Aber seit Renans Leben Jesu haben wir entdeckt, daß das Judentum in den ersten Jahren n. Chr. nicht eine alleinige, monolithische religiöse Sekte war; es war vielmehr eine Ansammlung zahlreicher Sekten. Die Gemeinschaft von Qumran, die die Rollen vom Toten Meer schrieb, war eine davon. Von ihnen übernahm das Christentum später viele Lehren, von denen man fälschlicherweise annimmt, daß die Anhänger Jesu sie begründeten. Das Qumran-Kloster oder die Bruderschaft übten nicht nur viele Zeremonien aus, die der Reihe nach in der jüngeren Sekte wiedergefunden werden, sondern gebrauchten sogar neutestamentliche Begriffe, die also für das Neue Testament nicht einzigartig sind, wie man einst dachte. Ein Beispiel, auf das Dr. John Allegro hinweist, ist der Begriff Cephas, der für Simon angewendet wurde und stets Verwirrung verursachte, denn 'Peter' ist keine genaue Übersetzung des ursprünglichen Wortes. Aber die Essener am Toten Meer gebrauchten das Wort "Kephas" für einen Aufseher, eine Art Bischof, und der Simon der Evangelien versah sicherlich die Pflichten eines solchen Amtes.

Abgesehen von diesen äußeren Gesichtspunkten, was sollen wir mit dem Neuen Testament anfangen? Es gibt eine Parallele in der indischen Klassik, die Bhagavad-Gîtâ, scheinbar die Chronik eines großen Krieges zwischen zwei Parteien der ursprünglichen Kshattriyas des Nordens, aber in Wirklichkeit eine Beschreibung der Schlacht, die im Herzen eines jeden tobt, der beginnt, die ihm eingeborene menschliche Natur zu erwecken. Ob die Namen der Personen und Episoden geschichtlich sind oder nicht, sie beziehen sich deutlich auf unsere höheren und niederen Eigenschaften und die Kämpfe zwischen ihnen, wie erst die eine, dann die andere versucht, uns zu beherrschen. Aber schließlich muß sich der echte innere Mensch erheben und die Herrschaft seines Hauses übernehmen. Ähnlich handelt das Neue Testament von der "Vervollkommnungsfähigkeit des Menschen", und die Schriften der gnostischen Christen, die heute als ketzerisch gelten, erklären diese Wahrheit sehr gut.
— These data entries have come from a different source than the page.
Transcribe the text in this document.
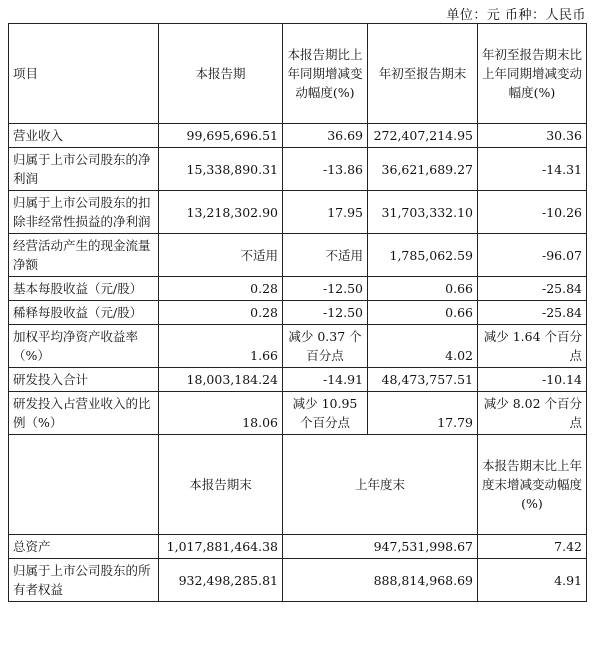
单位：元 币种：人民币
项目	本报告期	本报告期比上年同期增减变动幅度(%)	年初至报告期末	年初至报告期末比上年同期增减变动幅度(%)
营业收入	99,695,696.51	36.69	272,407,214.95	30.36
归属于上市公司股东的净利润	15,338,890.31	-13.86	36,621,689.27	-14.31
归属于上市公司股东的扣除非经常性损益的净利润	13,218,302.90	17.95	31,703,332.10	-10.26
经营活动产生的现金流量净额	不适用	不适用	1,785,062.59	-96.07
基本每股收益（元/股）	0.28	-12.50	0.66	-25.84
稀释每股收益（元/股）	0.28	-12.50	0.66	-25.84
加权平均净资产收益率（%）	1.66	减少 0.37 个百分点	4.02	减少 1.64 个百分点
研发投入合计	18,003,184.24	-14.91	48,473,757.51	-10.14
研发投入占营业收入的比例（%）	18.06	减少 10.95 个百分点	17.79	减少 8.02 个百分点
	本报告期末	上年度末		本报告期末比上年度末增减变动幅度(%)
总资产	1,017,881,464.38	947,531,998.67		7.42
归属于上市公司股东的所有者权益	932,498,285.81	888,814,968.69		4.91
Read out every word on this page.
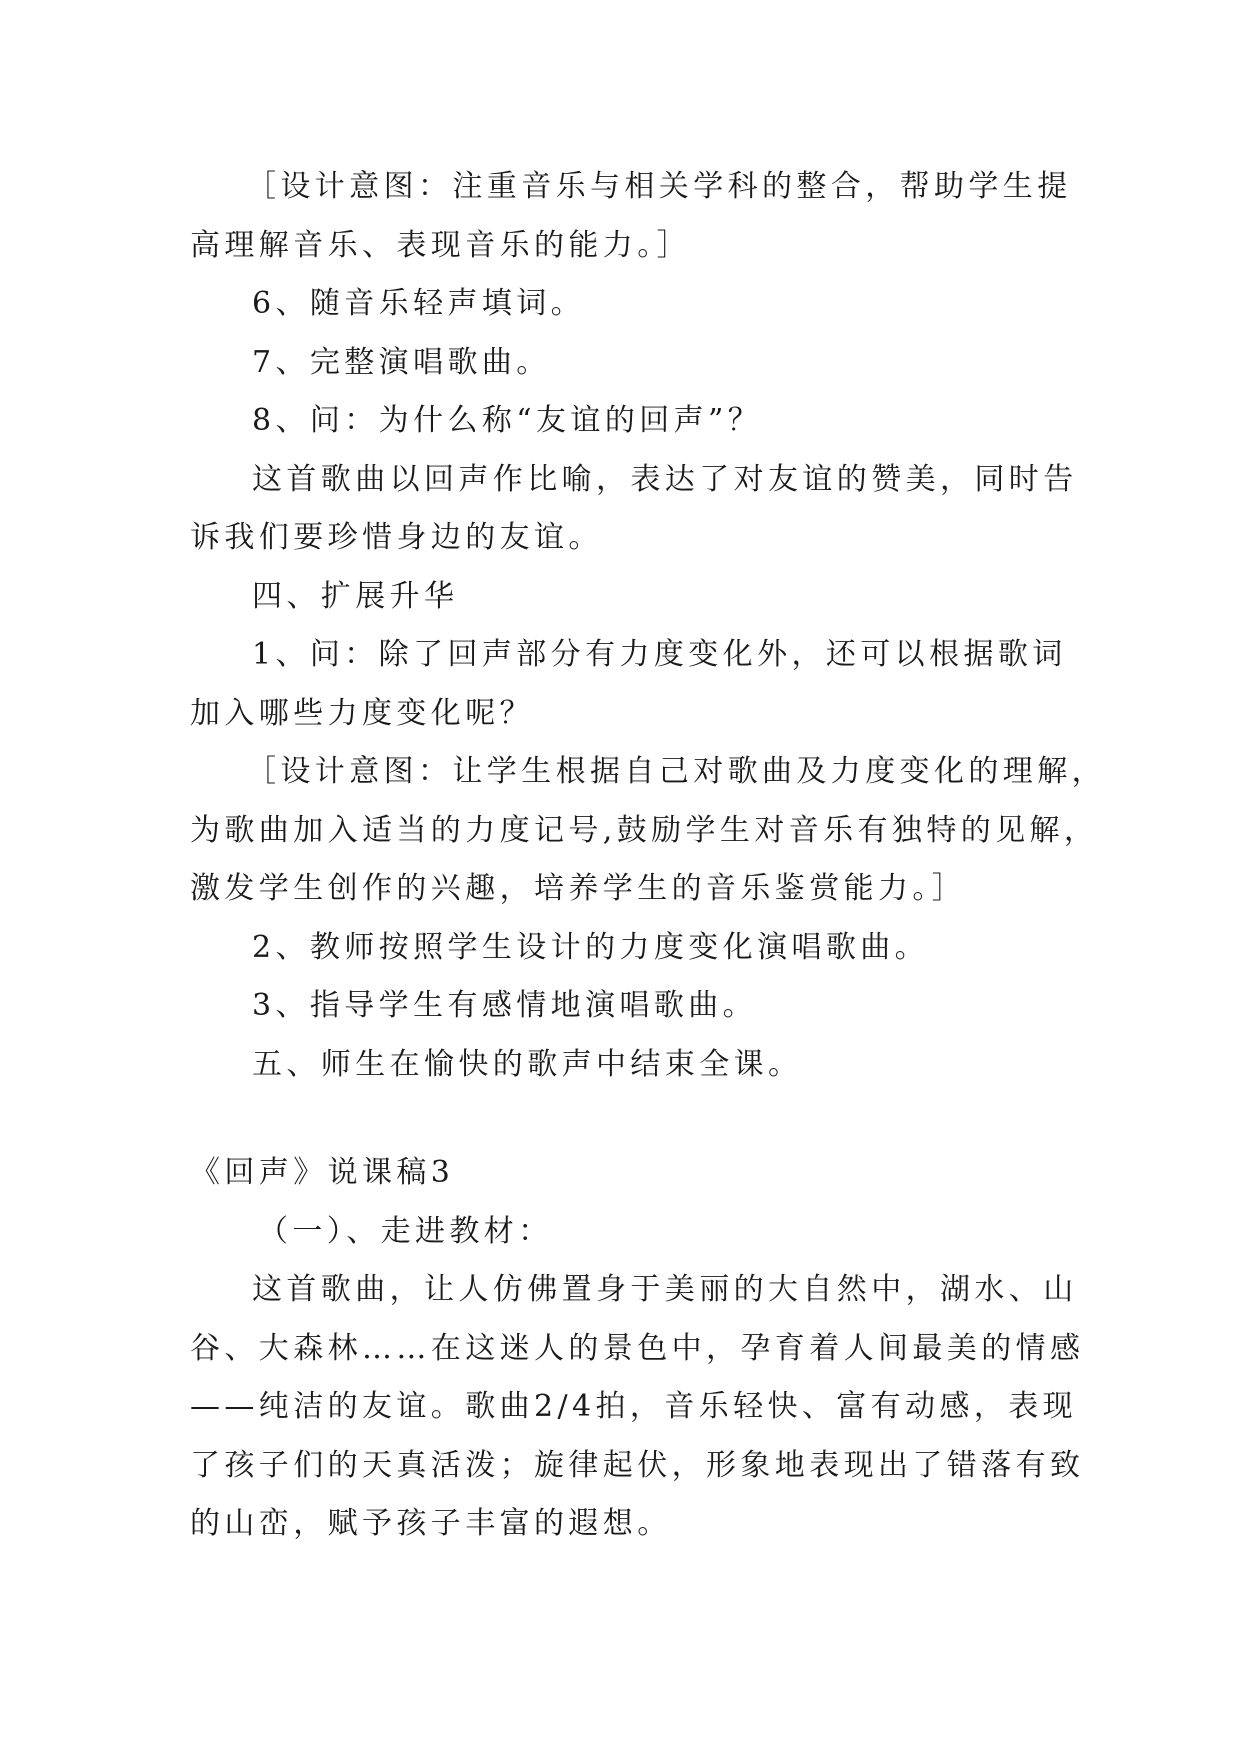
［设计意图：注重音乐与相关学科的整合，帮助学生提

高理解音乐、表现音乐的能力。］

6、随音乐轻声填词。

7、完整演唱歌曲。

8、问：为什么称“友谊的回声”？

这首歌曲以回声作比喻，表达了对友谊的赞美，同时告

诉我们要珍惜身边的友谊。

四、扩展升华

1、问：除了回声部分有力度变化外，还可以根据歌词

加入哪些力度变化呢？

［设计意图：让学生根据自己对歌曲及力度变化的理解，

为歌曲加入适当的力度记号,鼓励学生对音乐有独特的见解，

激发学生创作的兴趣，培养学生的音乐鉴赏能力。］

2、教师按照学生设计的力度变化演唱歌曲。

3、指导学生有感情地演唱歌曲。

五、师生在愉快的歌声中结束全课。

《回声》说课稿3

（一）、走进教材：

这首歌曲，让人仿佛置身于美丽的大自然中，湖水、山

谷、大森林……在这迷人的景色中，孕育着人间最美的情感

——纯洁的友谊。歌曲2/4拍，音乐轻快、富有动感，表现

了孩子们的天真活泼；旋律起伏，形象地表现出了错落有致

的山峦，赋予孩子丰富的遐想。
Heute wird von den alten Mysterien-Traditionen mehr bekannt. Wir wissen auch, daß es lange vor dem Jahr 1 n. Chr. im mittleren Osten gnostische Gruppen gab, bis Jahrhunderte später die dogmatische Theologie das Übergewicht bekam. Die Literatur dieser Menschen ist für uns heute zugänglicher als früher. Versuche, das gesamte Material zu zerstören, sind mißlungen. Im Jahre 1962 hielt der bedeutende katholische Gelehrte Pater Jean Daniélou - ohne Zweifel angesichts des wachsenden Interesses an diesen Dingen - einen Vortrag1 vor Experten verschiedener Wissensgebiete, die auf der jährlichen Eranos-Konferenz bei Ascona, Schweiz, versammelt waren. Der Titel lautete: "Die geheimen Überlieferungen der Apostel". Da er Zutritt zur vatikanischen Bibliothek hat, benützte er freizügig apokryphe Texte und Schriften der frühen Kirchenväter, wie z. B. Klemens. Er zeigte eine beträchtliche Kenntnis der Hauptgedanken der gnostischen Christen, die nach allem, was sie sagten und taten, die ersten Christen waren und vermutlich besser wissen sollten, was sie waren, als ihre Nachfolger, die zeitlich so lange nach den angeblichen Ereignissen lebten. Wie dem auch sei, wollte Pater Daniélou versuchen, das aufkommende Interesse an den gnostischen Quellen der Christenheit abzulenken, indem er "bewies", daß es zwei gnostische Überlieferungen gab, eine wahre und eine falsche? Er behauptete, daß die wahre in und durch die römisch-katholische Kirche floß, während die falsche das Lebensblut der ketzerischen Sekten und Persönlichkeiten war, die hier und dort vor dem Jahr 325 aufkamen, als das Konzil zu Nicäa eine theologische Orthodoxie begründete.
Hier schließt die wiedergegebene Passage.